Toprağa sımsıkı sarılan çiçeğin küskün sevgiliye doğru olan yolculuğu (1)
Uzattım elimi iki kayanın arasında yeşeren bembeyaz bir papatyaya. Koparıp sevdiğime sunmaktı bütün gayem. Çok sevindirmiş olacaktım onu. Ne güzel de uzandım. Dokundum, çektim hafifçe. Koparamadım uzun bir süre. Direndi sanırım bana. Sımsıkı sarılı olduğunu nerden bilebilirdim ki? Birden onunda bir canı olduğu fikri düştü aklıma.
Ben şu an nasıl ömrümün baharındaysam, aynısı onun için de geçerliydi. Baharındaydı ve iki koskoca kayayı delip yaşama sarılmıştı. Onu tabi ki, söküp almak kolay olmamalıydı. Hem bir an “ben ne yapıyorum” dedim? Seviyorum zira bir güzelliği de dalından koparmaya uğraşıyordum. Buna sevgi denir mi Allah aşkına?
Seven kişi zaten güzelliğe âşık olan değil mi? Bense koparmaya, soldurmaya çalışıyordum onu. Kötülerden ne farkım var artık? Kötü dediğin illa ki insana mı zarar verir? Ama silsile gelip yine insana mı dayanmak zorunda bu güzelliği yok etmek için?
Beni affet Aşkım. Artık sana çiçek getirmeyeceğim. Bu güzelliği yok etmek beni daha fazla sevmene vesile olacaksa, hayır istemiyorum. Yere batsın öyle aşk, sevme beni.
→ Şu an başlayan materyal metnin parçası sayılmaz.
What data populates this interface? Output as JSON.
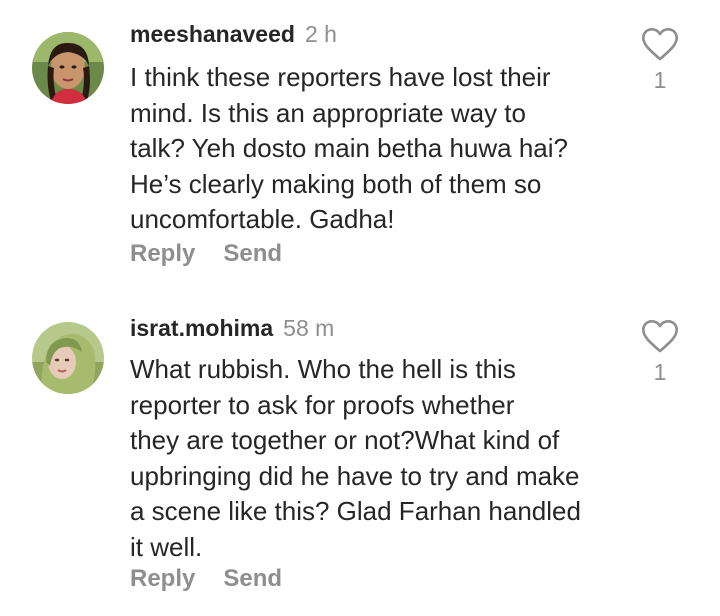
{
  "comments": [
    {
      "username": "meeshanaveed",
      "time": "2 h",
      "text_lines": [
        "I think these reporters have lost their",
        "mind. Is this an appropriate way to",
        "talk? Yeh dosto main betha huwa hai?",
        "He’s clearly making both of them so",
        "uncomfortable. Gadha!"
      ],
      "reply_label": "Reply",
      "send_label": "Send",
      "likes": "1",
      "like_icon": "heart-icon"
    },
    {
      "username": "israt.mohima",
      "time": "58 m",
      "text_lines": [
        "What rubbish. Who the hell is this",
        "reporter to ask for proofs whether",
        "they are together or not?What kind of",
        "upbringing did he have to try and make",
        "a scene like this? Glad Farhan handled",
        "it well."
      ],
      "reply_label": "Reply",
      "send_label": "Send",
      "likes": "1",
      "like_icon": "heart-icon"
    }
  ],
  "colors": {
    "primary_text": "#262626",
    "secondary_text": "#8e8e8e",
    "heart_outline": "#8e8e8e"
  }
}
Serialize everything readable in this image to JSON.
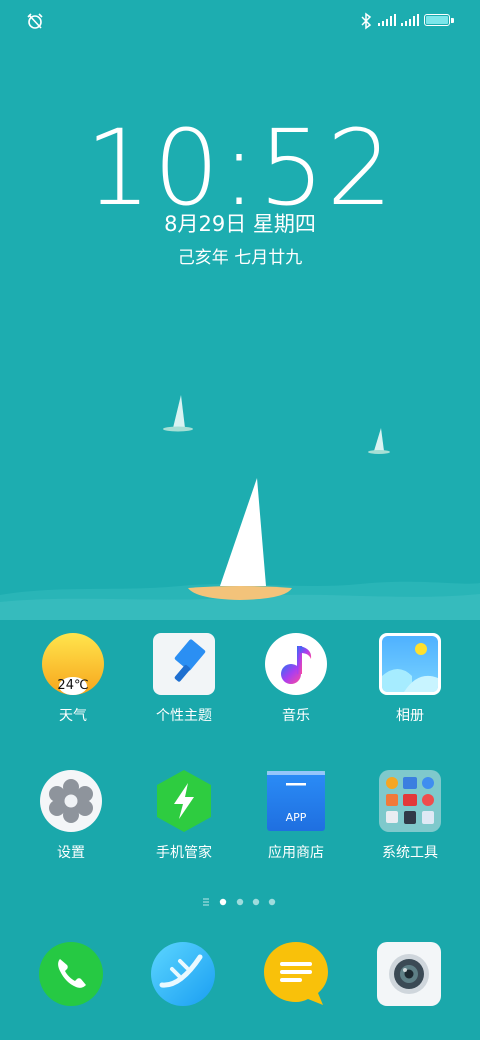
{
  "status_bar": {
    "icons": [
      "alarm-off-icon",
      "bluetooth-icon",
      "signal-icon",
      "signal-icon",
      "battery-icon"
    ]
  },
  "lockscreen": {
    "time": "10:52",
    "date": "8月29日 星期四",
    "lunar_date": "己亥年 七月廿九"
  },
  "home_row1": [
    {
      "label": "天气",
      "icon": "weather-icon",
      "badge": "24℃"
    },
    {
      "label": "个性主题",
      "icon": "theme-brush-icon"
    },
    {
      "label": "音乐",
      "icon": "music-note-icon"
    },
    {
      "label": "相册",
      "icon": "gallery-icon"
    }
  ],
  "home_row2": [
    {
      "label": "设置",
      "icon": "settings-gear-icon"
    },
    {
      "label": "手机管家",
      "icon": "phone-manager-icon"
    },
    {
      "label": "应用商店",
      "icon": "app-store-icon",
      "badge": "APP"
    },
    {
      "label": "系统工具",
      "icon": "system-tools-folder-icon"
    }
  ],
  "page_indicator": {
    "pages": 4,
    "current": 1
  },
  "dock": [
    {
      "icon": "phone-icon"
    },
    {
      "icon": "browser-icon"
    },
    {
      "icon": "messages-icon"
    },
    {
      "icon": "camera-icon"
    }
  ],
  "colors": {
    "background": "#1dadb0",
    "accent": "#ffffff"
  }
}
Birkaç dakikalığına mutlu olmak uğruna güzelliklerden, gelecekten vazgeçeceksek yere batsın öyle aşk; tabi buna aşk denirse!
Benden gözlerime bakarak yüreğimin gül bahçelerini iste, benden güzel yüreğinle hediye ettiğin güneşli kırların sonsuzluğuna koşmayı arzula ama bir güzelliği dalından koparmamı isteme ne olur.
Affet sevdiğim bir çiçeği büyüttüğümü düşünüyorsan yolun açık olsun. Duyarsız birisin belli ki, duyarsız birini sevmekten kurtuldum belki de. Duyarsızlığın olmadığı yerde çocuklar gülemiyor, kızlarımızın saçları ne yazık ki, kana bulanıyor. Sonra annesinin ve babasının cesedi üzerinde haykıran kızım “Hepinizi Allaha Şikâyet edeceğim” diye haykırıyor, bunun hesabını kim verebilir? Duyarsız insanlarız işte evladının acısını katil devletlerin katil askerlerine taş atarak bastırmaya çalışıyor bir ana. Çaresizliğini gerçekten anlayabiliyor muyuz?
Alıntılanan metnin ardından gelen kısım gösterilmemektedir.